Find some one from each region. The Majority of the guys or gals will be racing anyways. Cover the WHOLE US.

I really liked the first couple of issues. Now its TC this Monster truck That, 1/8 scales...same stuff as the other mag...

I know that Carpet season is comming up here in IN. So if you had someone in lets say region 5 cover some events. They are probley going any ways. Work out some thing. 
I have also notices the Boat section...RC modler cover that well.....

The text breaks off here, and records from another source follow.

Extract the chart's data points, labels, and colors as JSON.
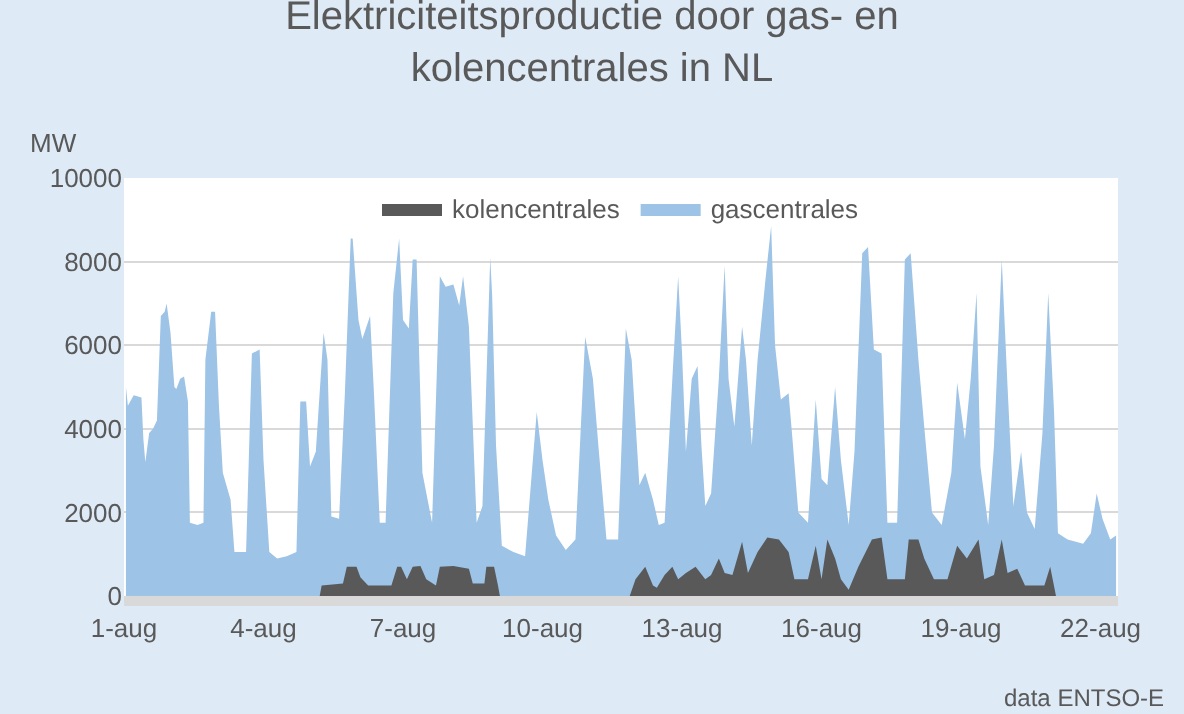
{
  "chart_data": {
    "type": "area",
    "title": "Elektriciteitsproductie door gas- en\nkolencentrales in NL",
    "ylabel": "MW",
    "xlim": [
      "--08-01T00:00",
      "--08-22T09:00"
    ],
    "ylim": [
      0,
      10000
    ],
    "yticks": [
      0,
      2000,
      4000,
      6000,
      8000,
      10000
    ],
    "xticks": [
      {
        "value": "--08-01",
        "label": "1-aug"
      },
      {
        "value": "--08-04",
        "label": "4-aug"
      },
      {
        "value": "--08-07",
        "label": "7-aug"
      },
      {
        "value": "--08-10",
        "label": "10-aug"
      },
      {
        "value": "--08-13",
        "label": "13-aug"
      },
      {
        "value": "--08-16",
        "label": "16-aug"
      },
      {
        "value": "--08-19",
        "label": "19-aug"
      },
      {
        "value": "--08-22",
        "label": "22-aug"
      }
    ],
    "grid": "y",
    "legend": "top",
    "annotations": [
      "data ENTSO-E"
    ],
    "series": [
      {
        "name": "kolencentrales",
        "color": "#595959",
        "x": [
          "--08-05T05:00",
          "--08-05T06:00",
          "--08-05T17:00",
          "--08-05T19:00",
          "--08-06T00:00",
          "--08-06T02:00",
          "--08-06T06:00",
          "--08-06T18:00",
          "--08-06T21:00",
          "--08-06T23:00",
          "--08-07T02:00",
          "--08-07T05:00",
          "--08-07T09:00",
          "--08-07T12:00",
          "--08-07T17:00",
          "--08-07T19:00",
          "--08-08T02:00",
          "--08-08T10:00",
          "--08-08T12:00",
          "--08-08T18:00",
          "--08-08T19:00",
          "--08-08T23:00",
          "--08-09T01:00",
          "--08-09T02:00",
          "--08-11T21:00",
          "--08-12T00:00",
          "--08-12T05:00",
          "--08-12T09:00",
          "--08-12T11:00",
          "--08-12T15:00",
          "--08-12T19:00",
          "--08-12T22:00",
          "--08-13T02:00",
          "--08-13T07:00",
          "--08-13T12:00",
          "--08-13T15:00",
          "--08-13T19:00",
          "--08-13T22:00",
          "--08-14T02:00",
          "--08-14T07:00",
          "--08-14T10:00",
          "--08-14T15:00",
          "--08-14T20:00",
          "--08-15T02:00",
          "--08-15T07:00",
          "--08-15T10:00",
          "--08-15T17:00",
          "--08-15T21:00",
          "--08-16T00:00",
          "--08-16T03:00",
          "--08-16T07:00",
          "--08-16T10:00",
          "--08-16T14:00",
          "--08-16T19:00",
          "--08-17T02:00",
          "--08-17T07:00",
          "--08-17T10:00",
          "--08-17T19:00",
          "--08-17T21:00",
          "--08-18T02:00",
          "--08-18T05:00",
          "--08-18T10:00",
          "--08-18T17:00",
          "--08-18T22:00",
          "--08-19T03:00",
          "--08-19T09:00",
          "--08-19T12:00",
          "--08-19T17:00",
          "--08-19T21:00",
          "--08-20T00:00",
          "--08-20T05:00",
          "--08-20T09:00",
          "--08-20T19:00",
          "--08-20T22:00",
          "--08-21T01:00"
        ],
        "values": [
          0,
          250,
          300,
          700,
          700,
          450,
          250,
          250,
          700,
          700,
          400,
          700,
          720,
          400,
          250,
          700,
          720,
          650,
          300,
          300,
          700,
          700,
          250,
          0,
          0,
          400,
          700,
          250,
          200,
          500,
          700,
          400,
          550,
          700,
          400,
          500,
          900,
          550,
          500,
          1300,
          550,
          1050,
          1400,
          1350,
          1050,
          400,
          400,
          1200,
          400,
          1350,
          900,
          400,
          150,
          700,
          1350,
          1400,
          400,
          400,
          1350,
          1350,
          900,
          400,
          400,
          1200,
          900,
          1350,
          400,
          500,
          1350,
          550,
          650,
          250,
          250,
          700,
          0
        ]
      },
      {
        "name": "gascentrales",
        "color": "#9dc3e6",
        "x": [
          "--08-01T01:00",
          "--08-01T02:00",
          "--08-01T05:00",
          "--08-01T09:00",
          "--08-01T10:00",
          "--08-01T11:00",
          "--08-01T13:00",
          "--08-01T15:00",
          "--08-01T17:00",
          "--08-01T19:00",
          "--08-01T21:00",
          "--08-01T22:00",
          "--08-02T00:00",
          "--08-02T02:00",
          "--08-02T03:00",
          "--08-02T05:00",
          "--08-02T07:00",
          "--08-02T09:00",
          "--08-02T10:00",
          "--08-02T14:00",
          "--08-02T17:00",
          "--08-02T18:00",
          "--08-02T21:00",
          "--08-02T23:00",
          "--08-03T01:00",
          "--08-03T03:00",
          "--08-03T07:00",
          "--08-03T09:00",
          "--08-03T15:00",
          "--08-03T18:00",
          "--08-03T22:00",
          "--08-04T00:00",
          "--08-04T03:00",
          "--08-04T07:00",
          "--08-04T12:00",
          "--08-04T17:00",
          "--08-04T19:00",
          "--08-04T22:00",
          "--08-05T00:00",
          "--08-05T03:00",
          "--08-05T07:00",
          "--08-05T09:00",
          "--08-05T11:00",
          "--08-05T15:00",
          "--08-05T18:00",
          "--08-05T21:00",
          "--08-05T22:00",
          "--08-06T01:00",
          "--08-06T03:00",
          "--08-06T07:00",
          "--08-06T09:00",
          "--08-06T12:00",
          "--08-06T15:00",
          "--08-06T19:00",
          "--08-06T22:00",
          "--08-07T00:00",
          "--08-07T03:00",
          "--08-07T05:00",
          "--08-07T07:00",
          "--08-07T10:00",
          "--08-07T15:00",
          "--08-07T19:00",
          "--08-07T22:00",
          "--08-08T02:00",
          "--08-08T05:00",
          "--08-08T07:00",
          "--08-08T10:00",
          "--08-08T14:00",
          "--08-08T17:00",
          "--08-08T21:00",
          "--08-08T22:00",
          "--08-09T00:00",
          "--08-09T03:00",
          "--08-09T09:00",
          "--08-09T15:00",
          "--08-09T21:00",
          "--08-10T00:00",
          "--08-10T03:00",
          "--08-10T07:00",
          "--08-10T12:00",
          "--08-10T17:00",
          "--08-10T22:00",
          "--08-11T02:00",
          "--08-11T05:00",
          "--08-11T09:00",
          "--08-11T15:00",
          "--08-11T19:00",
          "--08-11T22:00",
          "--08-12T02:00",
          "--08-12T05:00",
          "--08-12T09:00",
          "--08-12T12:00",
          "--08-12T15:00",
          "--08-12T19:00",
          "--08-12T22:00",
          "--08-13T00:00",
          "--08-13T02:00",
          "--08-13T05:00",
          "--08-13T08:00",
          "--08-13T10:00",
          "--08-13T12:00",
          "--08-13T15:00",
          "--08-13T19:00",
          "--08-13T22:00",
          "--08-14T00:00",
          "--08-14T03:00",
          "--08-14T07:00",
          "--08-14T09:00",
          "--08-14T12:00",
          "--08-14T15:00",
          "--08-14T19:00",
          "--08-14T22:00",
          "--08-15T00:00",
          "--08-15T03:00",
          "--08-15T07:00",
          "--08-15T09:00",
          "--08-15T12:00",
          "--08-15T17:00",
          "--08-15T21:00",
          "--08-16T00:00",
          "--08-16T03:00",
          "--08-16T07:00",
          "--08-16T10:00",
          "--08-16T14:00",
          "--08-16T17:00",
          "--08-16T21:00",
          "--08-17T00:00",
          "--08-17T03:00",
          "--08-17T07:00",
          "--08-17T10:00",
          "--08-17T15:00",
          "--08-17T19:00",
          "--08-17T22:00",
          "--08-18T02:00",
          "--08-18T05:00",
          "--08-18T09:00",
          "--08-18T14:00",
          "--08-18T19:00",
          "--08-18T22:00",
          "--08-19T02:00",
          "--08-19T05:00",
          "--08-19T08:00",
          "--08-19T10:00",
          "--08-19T14:00",
          "--08-19T17:00",
          "--08-19T21:00",
          "--08-20T00:00",
          "--08-20T03:00",
          "--08-20T07:00",
          "--08-20T10:00",
          "--08-20T14:00",
          "--08-20T18:00",
          "--08-20T21:00",
          "--08-21T00:00",
          "--08-21T02:00",
          "--08-21T07:00",
          "--08-21T15:00",
          "--08-21T19:00",
          "--08-21T22:00",
          "--08-22T01:00",
          "--08-22T05:00",
          "--08-22T08:00"
        ],
        "values": [
          5000,
          4550,
          4800,
          4750,
          3750,
          3200,
          3900,
          4000,
          4200,
          6700,
          6800,
          7000,
          6300,
          5000,
          4950,
          5200,
          5250,
          4650,
          1750,
          1700,
          1750,
          5650,
          6800,
          6800,
          4550,
          2950,
          2300,
          1050,
          1050,
          5800,
          5900,
          3250,
          1050,
          900,
          950,
          1050,
          4650,
          4650,
          3100,
          3450,
          6300,
          5650,
          1900,
          1850,
          4850,
          8550,
          8550,
          6600,
          6150,
          6700,
          4850,
          1750,
          1750,
          7250,
          8550,
          6600,
          6400,
          8050,
          8050,
          2950,
          1750,
          7650,
          7400,
          7450,
          6950,
          7650,
          6450,
          1750,
          2150,
          8100,
          7200,
          3600,
          1200,
          1050,
          950,
          4400,
          3250,
          2300,
          1450,
          1100,
          1350,
          6200,
          5200,
          3500,
          1350,
          1350,
          6400,
          5650,
          2650,
          2950,
          2300,
          1700,
          1750,
          5200,
          7650,
          5800,
          3450,
          5200,
          5500,
          3600,
          2150,
          2450,
          5200,
          7900,
          5200,
          4050,
          6450,
          5650,
          3600,
          5650,
          7550,
          8850,
          6000,
          4700,
          4850,
          3750,
          2000,
          1750,
          4700,
          2800,
          2650,
          5000,
          3250,
          1700,
          3450,
          8200,
          8350,
          5900,
          5800,
          1750,
          1750,
          8050,
          8200,
          5650,
          4050,
          2000,
          1700,
          2950,
          5100,
          3750,
          5200,
          7250,
          3100,
          1700,
          3600,
          8050,
          5000,
          2150,
          3450,
          2000,
          1600,
          3900,
          7250,
          4400,
          1500,
          1350,
          1250,
          1500,
          2450,
          1850,
          1350,
          1450
        ]
      }
    ]
  }
}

You guys came out of the gate SMOKIN...now to me its fizzled out. I can take notes on the races I attend. Mind you I dont run alot. This is a hobby to me not my life. I plan on running DO's in IL this winter. I dont do carpet. But there might be somone eles that might be going to a "BIG RACE" and can do some free lancing....


----------



## blueracer55 (Dec 23, 2003)

i justed wanted to say thanks to r/c driver. they recently sponsored a event in indiana, and at least gave me my 35 dollars entry fee. u guys are a real nice group of people, and hopefully i'll see u guys again. 
yes i was the guy with the edm at the offroad race.
www.geocities.com/advancespeedway


----------



## BobHastings (Jul 23, 2003)

You Planet guys are top-knotch too. We always enjoy the visit...matter of fact we stopped back on the way to the airport to play; loaded muddy truck into the luggage to the joy of the security people


----------



## Exterminator (Jun 17, 2002)

R/C Driver,
Do you have a way for racers to submit articles to the magazine of larger races that we racers attend but don't have any magazine people in attendance? 
This might be a way to get more wide reaching information. Not just factory drivers at big races.
Currently here in the NorthWest we have a summer off-road series that has over 1000 entrys in 6 events at 6 different tracks. But there is no coverage of it in any mag.


----------